Inductive measurement gate
When recording a measurement (verdict: accepted/partial/failed), quint-code checks
whether the decision has a baseline (file hashes were snapshotted). If not:
- Warning appears in the response: "No baseline found — implementation may not be verified"
- Measurement records at CL1 (0.4 penalty) instead of CL3 (no penalty)
- R_eff for unverified measurement:
max(0, 1.0 - 0.4) = 0.6— still healthy, but visibly lower than 1.0
This prevents the agent from calling measure from memory without actually
verifying the implementation — a real problem we discovered and fixed during development.
Evidence supersession
When a new measurement is recorded on a decision that already has a measurement, the old
measurement is marked verdict='superseded' and excluded from R_eff computation.
This prevents old partial measurements from permanently dragging R_eff down.
Superseded evidence stays in the database for audit — it's not deleted, just excluded from the active chain.
Note-decision deduplication
Notes and decisions serve different purposes. Notes are observations ("we use Redis here"). Decisions are contracts ("we chose Redis because X, with invariants Y and rollback Z"). When someone tries to record a note that duplicates an existing decision, quint-code catches it.

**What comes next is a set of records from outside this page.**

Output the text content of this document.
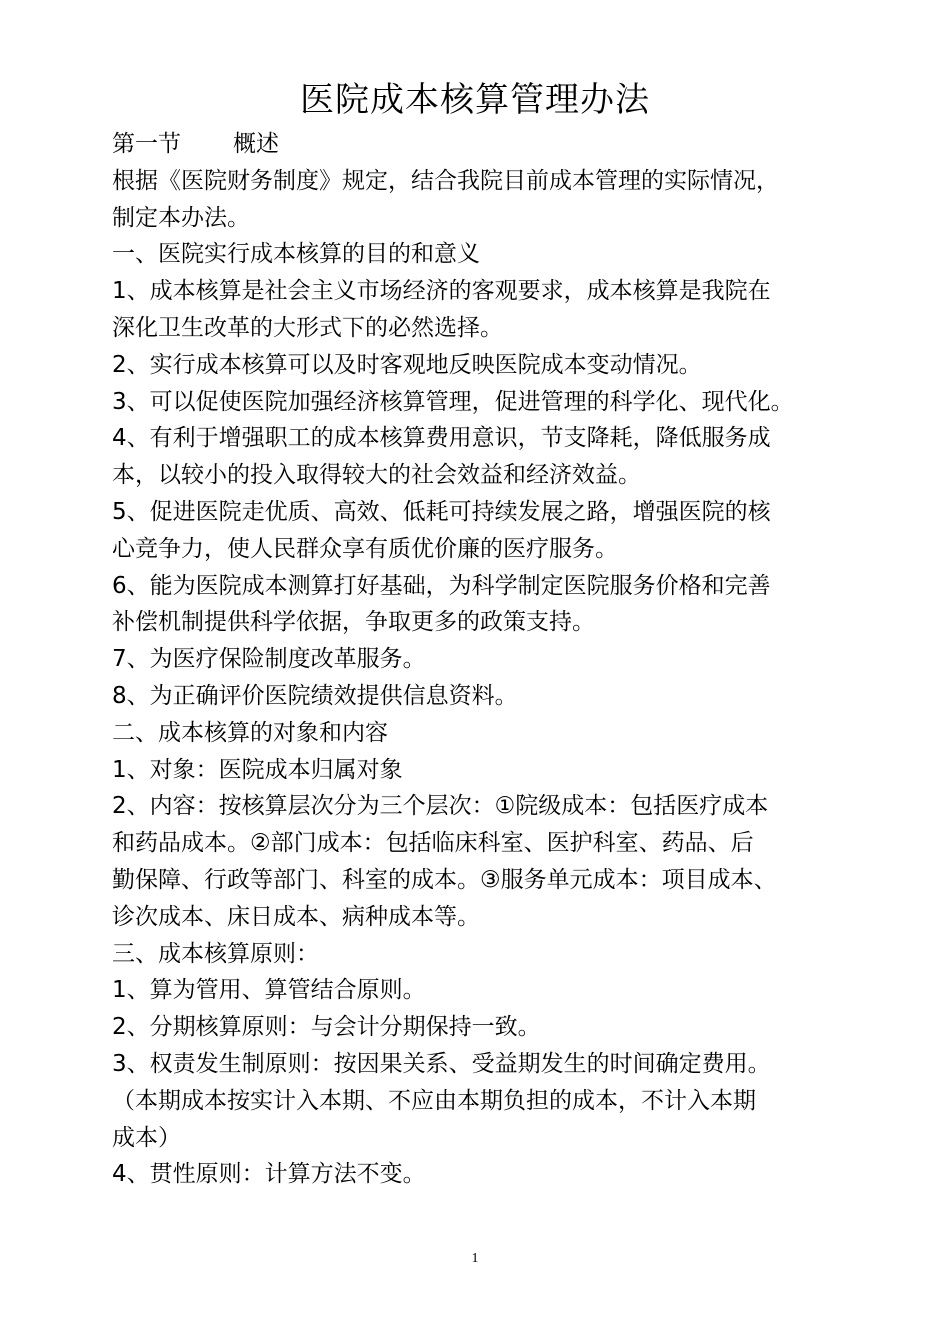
医院成本核算管理办法
第一节 概述

根据《医院财务制度》规定，结合我院目前成本管理的实际情况，

制定本办法。

一、医院实行成本核算的目的和意义

1、成本核算是社会主义市场经济的客观要求，成本核算是我院在

深化卫生改革的大形式下的必然选择。

2、实行成本核算可以及时客观地反映医院成本变动情况。

3、可以促使医院加强经济核算管理，促进管理的科学化、现代化。

4、有利于增强职工的成本核算费用意识，节支降耗，降低服务成

本，以较小的投入取得较大的社会效益和经济效益。

5、促进医院走优质、高效、低耗可持续发展之路，增强医院的核

心竞争力，使人民群众享有质优价廉的医疗服务。

6、能为医院成本测算打好基础，为科学制定医院服务价格和完善

补偿机制提供科学依据，争取更多的政策支持。

7、为医疗保险制度改革服务。

8、为正确评价医院绩效提供信息资料。

二、成本核算的对象和内容

1、对象：医院成本归属对象

2、内容：按核算层次分为三个层次：①院级成本：包括医疗成本

和药品成本。②部门成本：包括临床科室、医护科室、药品、后

勤保障、行政等部门、科室的成本。③服务单元成本：项目成本、

诊次成本、床日成本、病种成本等。

三、成本核算原则：

1、算为管用、算管结合原则。

2、分期核算原则：与会计分期保持一致。

3、权责发生制原则：按因果关系、受益期发生的时间确定费用。

（本期成本按实计入本期、不应由本期负担的成本，不计入本期

成本）

4、贯性原则：计算方法不变。

1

The check uses containment (not Jaccard similarity):
- >70% of note's words in a decision title → rejected with explanation
- 50-70% → warning, note still recorded
- <50% → pass silently
Same check runs note-vs-note to prevent duplicate notes accumulating.
Batch cleanup: /q-refresh action="reconcile" scans all active notes against all
active decisions in one pass and reports overlaps.
From decisions to machine-verified evidence
The integrity mechanisms above ensure decisions are honest at recording time. But the strongest evidence comes from machine verification — tests that prove invariants hold against real code.
Decision records from the full cycle contain enough structure to serve as test specifications: invariants, post-conditions, admissibility constraints, and affected file paths. Any coding agent can translate these into property-based tests and attach the results as CL3 evidence — the highest confidence level in the R_eff model.
This creates a closed loop: decisions define what must hold, tests verify that it holds, evidence records the verification, and R_eff reflects the trust level. When code drifts (files change after baseline), R_eff drops, and the tests need to re-run. The integrity system doesn't just check that decisions were made honestly — it checks that reality still matches the decision.